Primary Concern: Tony Stewart's Health
Much like Richard Childress Racing, Stewart-Haas Racing needs to be concerned with how its new-look driver lineup will mesh. But more importantly than that, the team's biggest concern has to be the health of its owner, and top driver, Tony Stewart.
Stewart suffered a broken leg last August competing in a sprint car race, just one day after the Sprint Cup Series raced at Pocono Raceway.
The injury forced the three-time series champion to miss the season's final 15 events and has cost him the opportunity to do any offseason testing.
Stewart has undergone multiple surgeries to repair the damage caused by the accident, and he claims that he will be ready in time for the season-opening race at Daytona in late February.
In his absence, Mark Martin raced the car for the majority of the 15 events that Stewart missed, and Martin has also done all of the testing in the months since.
Overshadowing the team debut's of both Kevin Harvick and Kurt Busch is fear that Stewart may not be ready to start the season. And even if he is able to get behind the wheel at Daytona, how much rust will there be after six months away from a race car?
Between the new drivers in the lineup, the progress of Danica Patrick and the health of its top driver, Stewart-Haas Racing may be the team with the most concerns heading into the upcoming season.
Joe Gibbs Racing
Primary Concern: Getting Denny Hamlin Back to Form
2013 was nearly another championship season for Joe Gibbs Racing. Matt Kenseth led the series with seven wins and finished second in the standings to Johnson.
For a driver in his first year with the team, it was a pretty good debut.
Kyle Busch also had a great year for Coach Gibbs. He was a four-time winner and finished a career-best fourth in the year-end standings. While he failed to win a Chase race for the eighth consecutive season, his postseason showing gives hope that his playoff breakthrough is going to happen sooner than later.
The major concern for the team entering 2014 is with its third driver, Denny Hamlin.
Hamlin had the worst season of his career in 2013, thanks in large part to a back injury he sustained five races into the year.
Racing with Joey Logano for the win at Auto Club Speedway, the two drivers tangled on the track, and Hamlin's car crashed violently into the inside wall. He suffered a broken vertebra that forced him to miss four races.
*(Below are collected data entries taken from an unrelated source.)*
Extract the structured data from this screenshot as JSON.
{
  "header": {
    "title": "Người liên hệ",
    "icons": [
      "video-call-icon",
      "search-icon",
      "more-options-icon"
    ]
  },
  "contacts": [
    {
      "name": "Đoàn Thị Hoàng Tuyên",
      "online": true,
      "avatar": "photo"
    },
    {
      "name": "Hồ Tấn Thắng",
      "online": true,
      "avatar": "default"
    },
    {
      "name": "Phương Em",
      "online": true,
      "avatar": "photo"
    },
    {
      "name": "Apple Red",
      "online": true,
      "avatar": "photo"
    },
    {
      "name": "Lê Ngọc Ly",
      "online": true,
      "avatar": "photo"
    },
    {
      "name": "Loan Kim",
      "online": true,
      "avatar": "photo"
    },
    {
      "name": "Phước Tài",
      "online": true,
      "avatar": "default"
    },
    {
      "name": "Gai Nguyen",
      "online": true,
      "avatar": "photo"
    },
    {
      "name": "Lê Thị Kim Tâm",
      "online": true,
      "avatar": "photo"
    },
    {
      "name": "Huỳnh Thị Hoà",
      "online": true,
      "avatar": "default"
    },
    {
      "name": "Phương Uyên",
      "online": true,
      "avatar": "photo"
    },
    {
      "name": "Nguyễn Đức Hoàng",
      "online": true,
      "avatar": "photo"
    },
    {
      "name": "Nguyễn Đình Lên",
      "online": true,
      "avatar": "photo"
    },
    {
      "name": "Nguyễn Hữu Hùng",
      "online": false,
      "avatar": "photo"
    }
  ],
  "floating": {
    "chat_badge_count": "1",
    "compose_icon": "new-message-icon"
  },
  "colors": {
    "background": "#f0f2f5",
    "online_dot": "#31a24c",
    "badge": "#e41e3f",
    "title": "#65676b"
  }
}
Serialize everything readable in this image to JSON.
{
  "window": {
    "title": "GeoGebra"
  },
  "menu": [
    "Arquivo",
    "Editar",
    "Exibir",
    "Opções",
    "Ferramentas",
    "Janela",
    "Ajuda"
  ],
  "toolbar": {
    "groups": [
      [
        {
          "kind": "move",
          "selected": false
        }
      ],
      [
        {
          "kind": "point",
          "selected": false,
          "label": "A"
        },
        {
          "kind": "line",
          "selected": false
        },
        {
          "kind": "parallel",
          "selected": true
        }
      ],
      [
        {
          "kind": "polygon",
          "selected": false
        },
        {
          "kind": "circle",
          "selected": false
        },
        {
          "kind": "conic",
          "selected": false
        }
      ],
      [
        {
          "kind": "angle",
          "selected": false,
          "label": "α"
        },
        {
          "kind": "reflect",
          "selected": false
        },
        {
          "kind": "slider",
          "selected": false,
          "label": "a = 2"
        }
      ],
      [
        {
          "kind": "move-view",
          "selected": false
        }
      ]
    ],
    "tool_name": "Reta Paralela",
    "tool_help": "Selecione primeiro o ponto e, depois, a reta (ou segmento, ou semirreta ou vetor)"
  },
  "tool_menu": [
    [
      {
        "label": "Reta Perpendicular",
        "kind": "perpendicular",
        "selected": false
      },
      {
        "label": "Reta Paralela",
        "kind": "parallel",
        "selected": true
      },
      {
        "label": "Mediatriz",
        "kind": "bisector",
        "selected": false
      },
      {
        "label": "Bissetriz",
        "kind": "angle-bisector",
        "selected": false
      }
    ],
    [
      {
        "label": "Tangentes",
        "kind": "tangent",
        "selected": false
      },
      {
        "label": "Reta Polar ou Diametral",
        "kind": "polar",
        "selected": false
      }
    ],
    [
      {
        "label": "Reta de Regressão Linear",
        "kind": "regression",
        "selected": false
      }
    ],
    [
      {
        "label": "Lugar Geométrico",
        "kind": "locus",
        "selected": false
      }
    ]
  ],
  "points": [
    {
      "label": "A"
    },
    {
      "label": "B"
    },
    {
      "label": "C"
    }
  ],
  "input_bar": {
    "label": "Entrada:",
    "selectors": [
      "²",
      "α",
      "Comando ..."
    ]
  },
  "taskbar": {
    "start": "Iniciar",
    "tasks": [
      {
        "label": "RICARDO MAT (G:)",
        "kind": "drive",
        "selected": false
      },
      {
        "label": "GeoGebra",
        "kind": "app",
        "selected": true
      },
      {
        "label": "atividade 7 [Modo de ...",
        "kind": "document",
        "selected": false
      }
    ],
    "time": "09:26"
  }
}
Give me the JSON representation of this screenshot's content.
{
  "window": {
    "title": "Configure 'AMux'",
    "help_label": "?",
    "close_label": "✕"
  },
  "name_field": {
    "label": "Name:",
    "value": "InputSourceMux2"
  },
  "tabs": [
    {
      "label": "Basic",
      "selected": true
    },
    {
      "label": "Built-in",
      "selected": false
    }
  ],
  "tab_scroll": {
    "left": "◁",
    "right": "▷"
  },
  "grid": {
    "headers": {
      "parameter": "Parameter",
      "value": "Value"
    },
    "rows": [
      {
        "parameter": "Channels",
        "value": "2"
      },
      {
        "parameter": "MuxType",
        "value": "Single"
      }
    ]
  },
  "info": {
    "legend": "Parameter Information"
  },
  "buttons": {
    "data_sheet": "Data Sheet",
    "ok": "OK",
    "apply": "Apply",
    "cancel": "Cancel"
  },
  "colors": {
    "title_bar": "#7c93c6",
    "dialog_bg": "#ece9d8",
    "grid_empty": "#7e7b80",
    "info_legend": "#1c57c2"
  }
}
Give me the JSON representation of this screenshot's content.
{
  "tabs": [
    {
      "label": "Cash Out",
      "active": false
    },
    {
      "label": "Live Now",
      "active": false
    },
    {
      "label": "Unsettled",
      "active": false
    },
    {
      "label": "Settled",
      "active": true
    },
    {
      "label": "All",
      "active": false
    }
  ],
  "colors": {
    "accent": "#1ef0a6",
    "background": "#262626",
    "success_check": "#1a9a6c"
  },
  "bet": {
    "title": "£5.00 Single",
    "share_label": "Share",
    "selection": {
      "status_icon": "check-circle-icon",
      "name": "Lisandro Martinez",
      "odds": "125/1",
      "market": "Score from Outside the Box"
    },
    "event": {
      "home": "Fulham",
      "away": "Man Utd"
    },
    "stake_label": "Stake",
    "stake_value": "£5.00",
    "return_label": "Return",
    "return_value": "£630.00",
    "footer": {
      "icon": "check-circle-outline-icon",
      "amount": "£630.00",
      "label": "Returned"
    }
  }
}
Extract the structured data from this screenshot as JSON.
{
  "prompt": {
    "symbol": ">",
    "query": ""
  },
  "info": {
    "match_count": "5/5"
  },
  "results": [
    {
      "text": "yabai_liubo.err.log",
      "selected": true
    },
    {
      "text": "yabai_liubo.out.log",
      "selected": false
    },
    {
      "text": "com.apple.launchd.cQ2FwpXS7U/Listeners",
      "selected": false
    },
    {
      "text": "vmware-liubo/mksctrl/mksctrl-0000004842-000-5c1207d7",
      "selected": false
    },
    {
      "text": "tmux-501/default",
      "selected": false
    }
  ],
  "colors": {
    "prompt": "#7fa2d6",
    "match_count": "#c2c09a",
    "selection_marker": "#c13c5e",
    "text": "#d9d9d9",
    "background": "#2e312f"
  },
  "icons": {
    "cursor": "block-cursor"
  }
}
Upon his return, Hamlin was not the same. He scored just eight top-10s on the season and had a 16-race stretch in the middle of the year where he failed to record a finish better than 12th.
Hamlin did end the year on a positive note. He was the season's final race winner, earning the victory at Homestead-Miami Speedway. It kept his streak of winning at least one race in eight straight years alive.
With an offseason to rest and heal, the team needs Hamlin to return to form in 2014. His 21st-place average finish in 2013 was four spots worse than his previous low.
Though the back injury played a huge role in Hamlin's lack of success last year, the team must still be nervous about what it can expect from him in 2014.
Primary Concern: Repeating the Success of 2013
Hendrick Motorsports finds itself in a very enviable position entering the 2014 season.
In 2013, the team claimed the series championship when Johnson won for the sixth time in his career, and all four of Rick Hendrick's cars qualified for the Chase.
Three of the four drivers finished the season inside the top six in the championship standings (Kahne finished 12th), and all of them led at least 300 laps. It was the first time that all four Hendrick cars led at least 300 circuits in the same season.
The 2014 season sees all four drivers return, and all will be expected to repeat last year's successes.
There is very little concern at Hendrick Motorsports. The organization is home to four of the sport's best drivers, and the team is consistently one of the top performing groups.
If we were to nitpick, Kahne and Gordon could stand to be slightly more consistent, and Earnhardt needs to get to Victory Lane more than once every three years. Other than that, one cannot ask for much more out of a team than what Hendrick Motorsports continuously produces.